The probe first called the Solar Probe Plus has been renamed as the Parker Solar Probe. Eugene Parker is an astrophysicist who has been an instrumental part of solar science. Back in 1958 he published a paper predicting the existence of solar winds. Initially this paper was rejected but later saved by a colleague. Thomas Zurbuchen, associate administrator for the agency's Science Mission Directorate in Washington, told CNN “this is the first time NASA has named a spacecraft for a living individual.”
The probe will contain a chip which will hold photos of Parker and his revolutionary solar wind paper, and will also carry Parker’s message to the sun, a plate inscribed with what words Parker wishes to include.

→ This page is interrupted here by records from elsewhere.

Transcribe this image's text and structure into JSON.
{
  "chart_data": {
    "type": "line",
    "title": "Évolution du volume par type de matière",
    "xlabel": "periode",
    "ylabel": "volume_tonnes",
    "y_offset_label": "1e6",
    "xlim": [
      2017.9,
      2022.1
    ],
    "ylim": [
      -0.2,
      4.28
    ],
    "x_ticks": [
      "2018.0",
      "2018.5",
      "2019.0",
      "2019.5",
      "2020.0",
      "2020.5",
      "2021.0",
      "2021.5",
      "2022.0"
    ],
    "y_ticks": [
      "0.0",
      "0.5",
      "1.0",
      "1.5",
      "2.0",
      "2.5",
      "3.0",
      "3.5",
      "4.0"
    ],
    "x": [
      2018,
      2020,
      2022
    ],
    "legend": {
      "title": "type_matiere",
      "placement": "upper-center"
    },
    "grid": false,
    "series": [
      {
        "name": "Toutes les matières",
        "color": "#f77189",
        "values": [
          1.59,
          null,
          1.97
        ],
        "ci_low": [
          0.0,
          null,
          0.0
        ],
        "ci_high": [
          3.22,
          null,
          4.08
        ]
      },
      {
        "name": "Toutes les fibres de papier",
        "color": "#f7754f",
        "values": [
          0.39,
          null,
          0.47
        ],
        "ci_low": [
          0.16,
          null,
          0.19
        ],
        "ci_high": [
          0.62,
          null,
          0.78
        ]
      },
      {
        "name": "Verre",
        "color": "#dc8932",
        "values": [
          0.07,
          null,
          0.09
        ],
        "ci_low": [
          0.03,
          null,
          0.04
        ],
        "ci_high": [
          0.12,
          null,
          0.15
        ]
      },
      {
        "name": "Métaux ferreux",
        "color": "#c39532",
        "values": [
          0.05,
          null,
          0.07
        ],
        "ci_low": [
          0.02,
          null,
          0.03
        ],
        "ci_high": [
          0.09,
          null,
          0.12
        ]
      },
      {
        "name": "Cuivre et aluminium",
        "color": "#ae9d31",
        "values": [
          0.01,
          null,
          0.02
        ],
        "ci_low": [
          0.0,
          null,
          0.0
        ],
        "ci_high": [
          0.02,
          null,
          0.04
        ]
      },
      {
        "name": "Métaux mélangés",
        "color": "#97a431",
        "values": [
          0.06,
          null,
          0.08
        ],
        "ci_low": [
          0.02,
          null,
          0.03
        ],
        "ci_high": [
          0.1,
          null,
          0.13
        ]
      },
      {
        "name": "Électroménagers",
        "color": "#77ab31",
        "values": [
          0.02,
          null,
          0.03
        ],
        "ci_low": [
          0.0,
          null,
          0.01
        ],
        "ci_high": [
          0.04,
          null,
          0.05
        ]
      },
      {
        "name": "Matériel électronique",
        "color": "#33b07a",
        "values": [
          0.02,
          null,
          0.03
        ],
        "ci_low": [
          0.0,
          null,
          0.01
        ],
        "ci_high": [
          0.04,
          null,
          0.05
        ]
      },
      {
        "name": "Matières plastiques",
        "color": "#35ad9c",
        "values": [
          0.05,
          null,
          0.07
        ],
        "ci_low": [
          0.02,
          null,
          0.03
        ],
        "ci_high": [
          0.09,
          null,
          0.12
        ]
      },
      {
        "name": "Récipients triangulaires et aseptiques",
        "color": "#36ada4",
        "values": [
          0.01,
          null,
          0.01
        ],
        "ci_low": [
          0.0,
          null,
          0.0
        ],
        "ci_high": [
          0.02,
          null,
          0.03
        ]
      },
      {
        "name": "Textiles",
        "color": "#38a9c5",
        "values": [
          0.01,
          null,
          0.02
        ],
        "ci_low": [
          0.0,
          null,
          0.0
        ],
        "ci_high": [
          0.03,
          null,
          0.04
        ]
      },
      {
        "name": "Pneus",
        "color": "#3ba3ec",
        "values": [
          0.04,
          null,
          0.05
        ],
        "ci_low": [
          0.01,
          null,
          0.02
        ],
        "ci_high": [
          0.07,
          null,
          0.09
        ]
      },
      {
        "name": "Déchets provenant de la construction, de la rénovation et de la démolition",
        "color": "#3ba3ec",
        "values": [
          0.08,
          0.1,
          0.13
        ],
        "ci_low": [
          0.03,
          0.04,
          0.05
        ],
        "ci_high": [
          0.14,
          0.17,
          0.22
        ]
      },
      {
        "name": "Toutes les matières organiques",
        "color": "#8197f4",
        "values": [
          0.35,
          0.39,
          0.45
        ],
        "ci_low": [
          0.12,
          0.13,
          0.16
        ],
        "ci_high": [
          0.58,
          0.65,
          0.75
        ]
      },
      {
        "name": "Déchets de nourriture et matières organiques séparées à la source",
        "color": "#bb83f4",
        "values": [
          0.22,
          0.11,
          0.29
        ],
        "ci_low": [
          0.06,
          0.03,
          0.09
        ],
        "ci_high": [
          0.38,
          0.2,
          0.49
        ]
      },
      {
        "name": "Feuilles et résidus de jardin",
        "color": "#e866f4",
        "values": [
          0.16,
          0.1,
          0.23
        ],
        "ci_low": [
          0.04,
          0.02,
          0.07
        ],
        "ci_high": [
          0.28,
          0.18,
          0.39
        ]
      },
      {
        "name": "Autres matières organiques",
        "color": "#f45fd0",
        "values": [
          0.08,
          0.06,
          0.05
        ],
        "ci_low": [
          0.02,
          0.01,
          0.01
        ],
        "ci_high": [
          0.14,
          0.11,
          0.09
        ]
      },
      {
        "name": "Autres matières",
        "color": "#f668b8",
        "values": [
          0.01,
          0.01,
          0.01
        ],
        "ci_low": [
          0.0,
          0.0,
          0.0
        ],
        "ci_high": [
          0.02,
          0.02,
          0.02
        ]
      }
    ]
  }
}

Although the sun’s outer atmosphere dips below 3.5 million degrees, no human will ever be able to make the trip. Even wearing a 5-inch coat of carbon-composite solar shields, these temperatures are too hot and the probe will have to hover from a far distance. Still this distance will be as close as NASA has ventured towards our star, and will help answer a large handful of questions we have not been able to address.

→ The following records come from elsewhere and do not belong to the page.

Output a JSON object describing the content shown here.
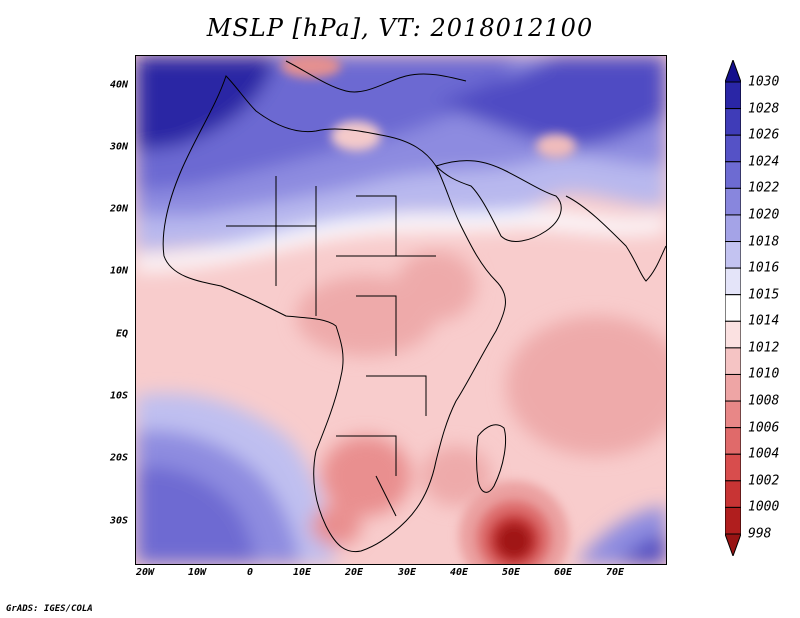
{
  "title": "MSLP [hPa], VT: 2018012100",
  "credit": "GrADS: IGES/COLA",
  "map": {
    "lat_labels": [
      "40N",
      "30N",
      "20N",
      "10N",
      "EQ",
      "10S",
      "20S",
      "30S"
    ],
    "lon_labels": [
      "20W",
      "10W",
      "0",
      "10E",
      "20E",
      "30E",
      "40E",
      "50E",
      "60E",
      "70E"
    ],
    "features": {
      "low_center": "low-pressure-center",
      "high_center": "high-pressure-center"
    }
  },
  "colorbar": {
    "levels": [
      "1030",
      "1028",
      "1026",
      "1024",
      "1022",
      "1020",
      "1018",
      "1016",
      "1015",
      "1014",
      "1012",
      "1010",
      "1008",
      "1006",
      "1004",
      "1002",
      "1000",
      "998"
    ],
    "colors": [
      "#140f8c",
      "#2a26a6",
      "#3f3cb8",
      "#5552c6",
      "#6d6bd2",
      "#8886dd",
      "#a4a3e7",
      "#c3c3f1",
      "#e4e4f9",
      "#ffffff",
      "#fbe1e1",
      "#f5c4c4",
      "#eea5a5",
      "#e88787",
      "#e06a6a",
      "#d84d4d",
      "#c83434",
      "#b01e1e",
      "#981414"
    ]
  }
}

Scientists hope to gather information on what exactly creates solar flares and how the outer atmosphere is hotter than the core. This is described as the equivalent as water running uphill and has baffled the scientific community for years.
Making 24 orbits around the sun and eventually flying straight into the star, at the time of impact with the sun the probe will be flying 450,000 miles per hour. Even though the probe will never actually touch the sun, we are getting 7 times closer than any previous mission.
But of course, what space exploration comes without competition. The European Space Agency has announced they also have a plan to launch a probe in October of 2018, headed straight for the sun.